Et la prétendue violation des autres dispositions légales visées au moyen, en cette branche, est entièrement déduite de celle vainement alléguée desdits articles 1er et 2, § 1er.
Quant à la seconde branche :
L’arrêt considère que « le contrat d’entreprise conclu par un entrepreneur qui ne dispose pas de l’accès à la profession, conformément à la loi-programme du 10 février 1998 pour la promotion de l’entreprise indépendante : expose l’entrepreneur à des sanctions pénales, et même à la fermeture de tout ou partie de l’établissement exploité sans disposer de l’accès à la profession ; est contraire à l’ordre public, par application de l’article 6 du Code civil, et est donc frappé de nullité absolue », qu’ « il n’y a pas lieu à cette fin de dissocier les travaux pour lesquels l’entrepreneur bénéficie d’un accès à la profession de ceux pour lesquels il n’en disposait pas », que « la nullité du contrat d’entreprise doit être, même dans cette hypothèse, prononcée pour le tout » et qu’eu égard « à l’importance des travaux réalisés pour lesquels une capacité professionnelle était requise [travaux de déblais, remblais, travaux de menuiserie, travaux de gros œuvre (L en béton, égouttage, fondation de terrasse)], et aux nombreuses malfaçons patentes […], il y a lieu de condamner [le demandeur] à la restitution de la somme facturée ».
Par ces motifs, qui permettent à la Cour d’exercer son contrôle de légalité, l’arrêt répond, en les contredisant, aux conclusions du demandeur qui soutenait que l’entreprise ne comportait pas un ensemble indivisible de prestations tendant principalement à la réalisation d’un ouvrage unique, en sorte qu’il y aurait lieu de dissocier les travaux pour lesquels l’entrepreneur ne disposait pas d’un accès à la profession (terrasse et soutènement) de ceux pour lesquels cet accès n’était pas nécessaire (parking), la nullité du contrat d’entreprise ne pouvant être prononcée pour le tout.

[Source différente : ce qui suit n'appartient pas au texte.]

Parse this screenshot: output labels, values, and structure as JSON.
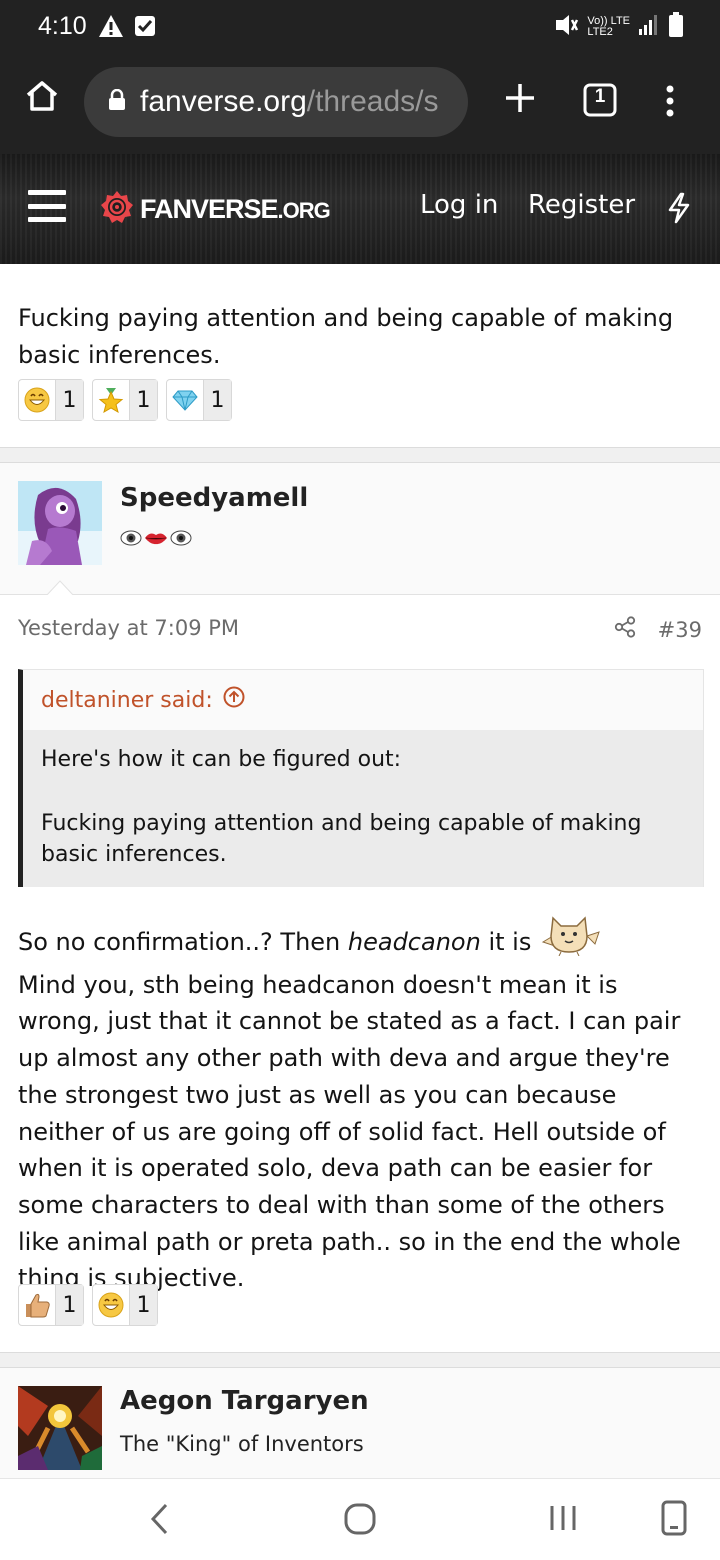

Le moyen, en aucune de ses branches, ne peut être accueilli.
Par ces motifs,
La Cour
Rejette le pourvoi ;
Condamne le demandeur aux dépens.
Les dépens taxés à la somme de sept cent trente-trois euros vingt-six centimes envers la partie demanderesse, y compris la somme de vingt-deux euros au profit du fonds budgétaire relatif à l’aide juridique de deuxième ligne, et à la somme de six cent cinquante euros due à l’État au titre de mise au rôle.
Ainsi jugé par la Cour de cassation, troisième chambre, à Bruxelles, où siégeaient le président de section Mireille Delange, président, le président de section Michel Lemal, les conseillers Ariane Jacquemin, Maxime Marchandise et Marielle Moris, et prononcé en audience publique du quatorze novembre deux mille vingt-deux par le président de section Mireille Delange, en présence de l’avocat général Hugo Mormont, avec l’assistance du greffier Lutgarde Body.